Cutting Edge
Cutting Edge

Cutting Edge

FAITH Magazine March – April 2012

Higgs Boson Detected?

After a hard year's work at the Centre Européene pour la Recherche Nucléaire (CERN) in Geneva, the thousands of particle physicists involved in trying to detect the famous "Higgs boson" were able to give some exciting preliminary results at the end of 2011. Background to this research was given in the Cutting Edge column of the Nov/Dec 2011 edition of the Faith magazine. Before an audience of many of the CERN scientists, results were presented by two of the teams working independently at CERN using different detectors on the Large Hadron Collider. One team analyses detections using the ATLAS detector, the other uses the CMS detector.

As the two experiments continue to gather collision data, so the range possible for the mass of the Higgs boson is gradually being narrowed: ATLAS results imply a possible mass range of 116-130GeV; the CMS group shows it could only lie in the range 115-127GeV. But, more excitingly, each group, independently, is already finding a hint of a discovery at c. 125GeV (this is about 133 times the mass of the proton = hydrogen nucleus). What the two groups have found is the beginnings of a detection "bump": ATLAS team quotes a tentative result at 125-126GeV with a statistical significance of 3.6 σ (3.6 standard deviations); the CMS team finds one at 124GeV at a lower confidence level of 2.6 σ. For comparison, a definite "discovery" would not be acceptable scientifically below a confidence levelof 5 σ, and so for the time being the CERN scientists are keen to downplay the results and look towards obtaining much more data in 2012 so as to make a more definitive assessment by the end of the year.
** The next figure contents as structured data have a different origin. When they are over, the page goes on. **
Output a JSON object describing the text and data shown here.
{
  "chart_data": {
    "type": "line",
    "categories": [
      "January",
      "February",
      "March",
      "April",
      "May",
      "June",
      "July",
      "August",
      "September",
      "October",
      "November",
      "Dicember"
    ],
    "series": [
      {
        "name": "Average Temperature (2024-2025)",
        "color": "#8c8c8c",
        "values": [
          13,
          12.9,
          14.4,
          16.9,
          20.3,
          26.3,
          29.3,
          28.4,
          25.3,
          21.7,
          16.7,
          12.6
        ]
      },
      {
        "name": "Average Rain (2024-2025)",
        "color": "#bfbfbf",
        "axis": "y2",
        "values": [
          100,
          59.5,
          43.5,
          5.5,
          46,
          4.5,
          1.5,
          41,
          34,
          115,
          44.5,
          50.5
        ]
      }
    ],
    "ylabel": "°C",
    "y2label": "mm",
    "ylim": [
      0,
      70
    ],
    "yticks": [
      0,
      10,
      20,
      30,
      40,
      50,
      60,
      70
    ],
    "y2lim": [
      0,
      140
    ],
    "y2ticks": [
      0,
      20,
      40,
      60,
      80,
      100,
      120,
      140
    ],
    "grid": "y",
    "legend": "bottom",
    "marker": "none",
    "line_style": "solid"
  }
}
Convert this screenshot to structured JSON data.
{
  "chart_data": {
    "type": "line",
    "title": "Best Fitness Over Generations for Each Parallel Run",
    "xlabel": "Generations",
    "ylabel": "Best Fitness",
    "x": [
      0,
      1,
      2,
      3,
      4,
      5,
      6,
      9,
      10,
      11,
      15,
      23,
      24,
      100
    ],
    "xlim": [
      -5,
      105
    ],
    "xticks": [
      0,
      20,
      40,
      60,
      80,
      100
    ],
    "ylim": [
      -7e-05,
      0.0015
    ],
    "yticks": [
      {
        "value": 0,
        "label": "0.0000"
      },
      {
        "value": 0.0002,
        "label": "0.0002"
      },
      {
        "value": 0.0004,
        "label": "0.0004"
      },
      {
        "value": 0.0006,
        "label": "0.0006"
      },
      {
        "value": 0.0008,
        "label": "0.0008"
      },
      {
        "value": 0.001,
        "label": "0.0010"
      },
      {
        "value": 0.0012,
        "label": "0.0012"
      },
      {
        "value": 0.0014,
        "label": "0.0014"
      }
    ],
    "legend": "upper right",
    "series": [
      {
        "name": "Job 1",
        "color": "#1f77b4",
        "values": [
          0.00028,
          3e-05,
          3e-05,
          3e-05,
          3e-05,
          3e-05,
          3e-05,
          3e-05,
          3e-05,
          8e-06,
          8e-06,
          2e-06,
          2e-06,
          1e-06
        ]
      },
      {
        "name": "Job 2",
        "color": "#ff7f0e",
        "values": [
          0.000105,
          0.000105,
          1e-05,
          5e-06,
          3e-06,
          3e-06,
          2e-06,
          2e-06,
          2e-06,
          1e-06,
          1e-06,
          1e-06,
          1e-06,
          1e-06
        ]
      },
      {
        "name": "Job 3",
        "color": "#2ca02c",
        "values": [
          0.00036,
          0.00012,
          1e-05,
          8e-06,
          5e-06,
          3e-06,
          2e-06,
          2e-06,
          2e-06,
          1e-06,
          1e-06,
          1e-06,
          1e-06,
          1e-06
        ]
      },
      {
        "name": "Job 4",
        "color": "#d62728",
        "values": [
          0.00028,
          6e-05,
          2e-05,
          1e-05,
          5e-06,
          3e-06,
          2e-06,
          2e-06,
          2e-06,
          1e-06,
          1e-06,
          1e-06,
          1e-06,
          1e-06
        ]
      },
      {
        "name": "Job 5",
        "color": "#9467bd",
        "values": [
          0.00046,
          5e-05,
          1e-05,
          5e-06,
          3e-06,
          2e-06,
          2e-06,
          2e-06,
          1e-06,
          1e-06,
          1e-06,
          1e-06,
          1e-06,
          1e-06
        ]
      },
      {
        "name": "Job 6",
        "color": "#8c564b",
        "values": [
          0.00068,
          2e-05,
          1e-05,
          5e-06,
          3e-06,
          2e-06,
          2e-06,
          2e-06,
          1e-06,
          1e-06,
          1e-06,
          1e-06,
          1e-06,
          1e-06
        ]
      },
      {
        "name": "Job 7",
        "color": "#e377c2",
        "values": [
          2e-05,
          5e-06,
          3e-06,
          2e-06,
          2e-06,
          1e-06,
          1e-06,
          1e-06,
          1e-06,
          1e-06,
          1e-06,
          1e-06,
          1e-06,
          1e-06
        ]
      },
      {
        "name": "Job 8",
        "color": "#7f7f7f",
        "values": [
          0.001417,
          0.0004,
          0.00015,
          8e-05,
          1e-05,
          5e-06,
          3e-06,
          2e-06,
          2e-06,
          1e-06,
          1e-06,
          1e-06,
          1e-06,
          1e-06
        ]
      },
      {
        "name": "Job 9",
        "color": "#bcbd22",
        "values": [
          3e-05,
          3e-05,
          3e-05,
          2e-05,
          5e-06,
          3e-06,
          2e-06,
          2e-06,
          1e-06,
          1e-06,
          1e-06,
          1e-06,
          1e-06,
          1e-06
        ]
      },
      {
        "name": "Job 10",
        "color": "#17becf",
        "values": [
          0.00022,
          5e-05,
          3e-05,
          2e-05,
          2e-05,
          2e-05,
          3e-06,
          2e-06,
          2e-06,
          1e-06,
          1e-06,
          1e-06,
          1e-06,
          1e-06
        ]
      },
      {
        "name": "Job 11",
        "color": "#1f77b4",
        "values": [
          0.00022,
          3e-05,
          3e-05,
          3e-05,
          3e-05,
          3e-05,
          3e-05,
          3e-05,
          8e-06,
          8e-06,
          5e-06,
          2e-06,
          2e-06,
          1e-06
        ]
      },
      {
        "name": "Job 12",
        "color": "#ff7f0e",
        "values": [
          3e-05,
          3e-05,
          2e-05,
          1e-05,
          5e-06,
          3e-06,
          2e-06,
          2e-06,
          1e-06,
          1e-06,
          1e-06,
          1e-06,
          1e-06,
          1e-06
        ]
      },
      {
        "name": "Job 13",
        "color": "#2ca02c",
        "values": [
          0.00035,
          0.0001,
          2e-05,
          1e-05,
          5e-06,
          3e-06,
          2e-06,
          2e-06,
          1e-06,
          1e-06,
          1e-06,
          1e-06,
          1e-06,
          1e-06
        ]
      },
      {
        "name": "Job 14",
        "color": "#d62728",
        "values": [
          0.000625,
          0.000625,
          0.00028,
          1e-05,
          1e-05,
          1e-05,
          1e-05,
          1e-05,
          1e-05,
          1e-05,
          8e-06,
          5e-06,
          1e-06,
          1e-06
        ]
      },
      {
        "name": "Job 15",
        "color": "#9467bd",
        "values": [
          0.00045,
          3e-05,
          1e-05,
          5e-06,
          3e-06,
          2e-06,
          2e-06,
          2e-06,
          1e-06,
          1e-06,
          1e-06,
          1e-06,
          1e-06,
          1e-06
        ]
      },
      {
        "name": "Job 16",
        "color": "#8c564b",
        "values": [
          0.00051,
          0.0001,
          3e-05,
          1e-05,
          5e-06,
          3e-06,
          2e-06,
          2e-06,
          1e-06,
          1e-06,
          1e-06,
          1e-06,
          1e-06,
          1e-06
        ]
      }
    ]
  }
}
As stated in the CERN press release, the new ATLAS and CMS results are "sufficient to make significant progress in the search for the Higgs boson, but not enough to make any conclusive statement on the existence or non-existence of the elusive Higgs. Tantalising hints have been seen by both experiments in the same mass region, but these are not yet strong enough to claim a discovery." Both Fabiola Gianotti and Guido Tonelli - the leaders of the two teams - are optimistic that they can gain enough data in 2012 for a definite result: either that the Higgs has been discovered in that mass range, or that there is no evidence of the Higgs at all. Each will be keen to press on with data acquisition throughout the coming year, as the LHC is due for a long closure at the end of the year so thatit can be upgraded to achieve its full design operating energy.

Croatian Jesuit Scientist Hailed

Croatia kept 2011 as a special year of honour in memory of a famous son of that country. Fr Ruder Josip Boskovic, born 300 years earlier, was a Jesuit and a scientist. At a conference at the Gregorian University in Rome in December, his important contribution to science, and to the faith-science dialogue, was commemorated. The Croatian provincial of the Jesuits, Fr Anto Tustonjic, hailed him, and said: "We also wish to propose this model of a man of science to young people ... [as] Boskovic said that whoever considers all that is created as only the result of chance cannot make a bigger mistake."

The conference reinforced the high opinion of the Pope who, when visiting Croatia earlier in 2011, stated that Father Boskovic "is a good illustration of the happy symbiosis of faith and scholarship, each stimulating the other through research that is at the same time open, diversified and capable of synthesis. His principal work, Theoria philosophiae naturalis, bears a highly significant sub-title ... 'according to the one law of the forces existing in nature.' In Boskovic, there is analysis, there is study of multiple branches of knowledge, but there is also a passion for unity. This is typical of Catholic culture. ... the experts say that his theory of 'continuity,' which holds true both in the natural sciences and in geometry, accords well with some of the great discoveriesof modern physics."

Vatican Faith-Science Foundation

The Vatican has announced the creation of a new Science and Faith Foundation as the next stage of the nine year STOQ (Science, Theology and the Ontological Quest) project that has linked the Church's Pontifical Council for Culture and the Pontifical Universities in Rome. The director of the new Foundation, Fr Tomasz Trafny of the Pontifical Council for Culture, said: "I don't think most people necessarily see science and faith as being opposed but I do think there is confusion as to where to put faith and where to put science in their life. ... So the question for us is how to offer a coherent vision of society, culture and the human being to people who would like to understand where to put these dimensions - the spiritual and religious and the scientific."

The foundation will exist as an entity in its own right within Church law, and Fr Trafny explains: "This is an important step, because we are moving from being a simple project to merge learning between the pontifical universities in Rome to being a new entity recognised by the Holy Father as a reference point for all dialogue involving science and faith." Let us hope and pray that this new Foundation will further the important cause of understanding and synthesis that is at the heart of the Faith Movement's mission.

After almost a dozen years this is the last time that Fr (and Doctor of Astronomy) Philip Miller, Parish Priest of Hoddesdon, will be writing this column. We are very grateful for the wide range of information and insight he has shared with our readers.